SocialEval: Evaluating Social Intelligence of Large Language Models

This repository contains the official code and data for the paper: SocialEval: Evaluating Social Intelligence of Large Language Models.

Paper | Data

Introduction

Social Intelligence (SI) is a critical human ability for navigating complex social interactions to achieve personal and collective goals. As Large Language Models (LLMs) demonstrate increasingly sophisticated capabilities, evaluating their SI has become a key area of research. To address the limitations of existing evaluation methods, we introduce SocialEval, a script-based, bilingual (Chinese and English) benchmark for assessing the social intelligence of LLMs.

SocialEval proposes a comprehensive evaluation paradigm that includes:

Outcome-Oriented Goal Achievement Evaluation (GAE): Assessing an LLM's ability to achieve specific social goals within social activities.
Process-Oriented Interpersonal Ability Evaluation (IAE): Evaluating an LLM's understanding and application of specific interpersonal abilities towards goal pursuit.

Social World Taxonomy

SocialEval is built upon a Social World Taxonomy that classifies social interactions into three main categories and seven sub-categories based on interdependence theory. The orientations are defined by the flow of interests between oneself and others, using the dimensions of self-interest and altruism.
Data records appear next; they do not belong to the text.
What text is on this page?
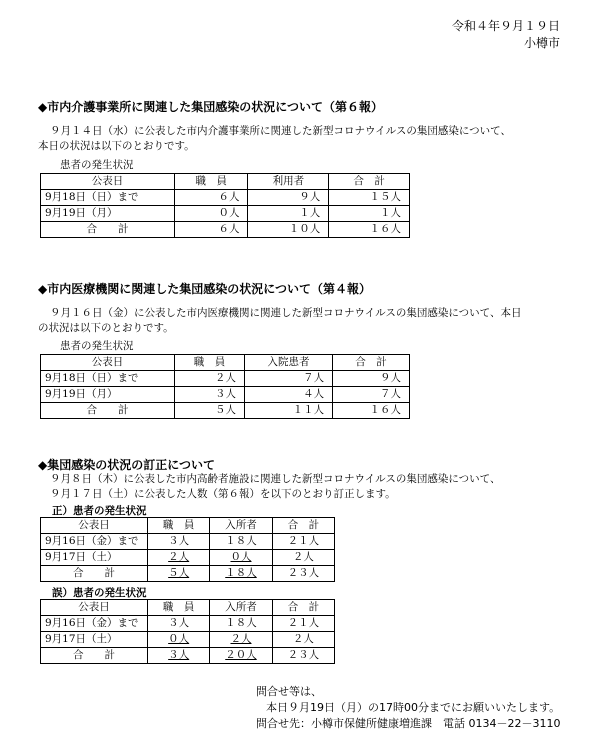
令和４年９月１９日
小樽市
◆市内介護事業所に関連した集団感染の状況について（第６報）
９月１４日（水）に公表した市内介護事業所に関連した新型コロナウイルスの集団感染について、
本日の状況は以下のとおりです。
患者の発生状況
公表日	職　員	利用者	合　計
9月18日（日）まで	６人	９人	１５人
9月19日（月）	０人	１人	１人
合　　計	６人	１０人	１６人
◆市内医療機関に関連した集団感染の状況について（第４報）
９月１６日（金）に公表した市内医療機関に関連した新型コロナウイルスの集団感染について、本日
の状況は以下のとおりです。
患者の発生状況
公表日	職　員	入院患者	合　計
9月18日（日）まで	２人	７人	９人
9月19日（月）	３人	４人	７人
合　　計	５人	１１人	１６人
◆集団感染の状況の訂正について
９月８日（木）に公表した市内高齢者施設に関連した新型コロナウイルスの集団感染について、
９月１７日（土）に公表した人数（第６報）を以下のとおり訂正します。
正）患者の発生状況
公表日	職　員	入所者	合　計
9月16日（金）まで	３人	１８人	２１人
9月17日（土）	２人	０人	２人
合　　計	５人	１８人	２３人
誤）患者の発生状況
公表日	職　員	入所者	合　計
9月16日（金）まで	３人	１８人	２１人
9月17日（土）	０人	２人	２人
合　　計	３人	２０人	２３人
問合せ等は、
本日９月19日（月）の17時00分までにお願いいたします。
問合せ先：小樽市保健所健康増進課　電話 0134－22－3110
Major Orientation	Sub-orientation	Self-interest	Altruism	Description
Prosocial	Cooperation	1	1	Individuals prioritize both their own and others' interests.
	Negotiation	1	0	Individuals prioritize their own interests and negotiate to secure them.
	Assistance	0	1	Individuals value others' interests and offer help.
	Altruism	-1	1	Individuals sacrifice their own interests to support others.
Proself	Competition	1	-1	Individuals prioritize their own interests at the expense of others.
Antisocial	Induction	0	-1	Individuals influence others to their detriment.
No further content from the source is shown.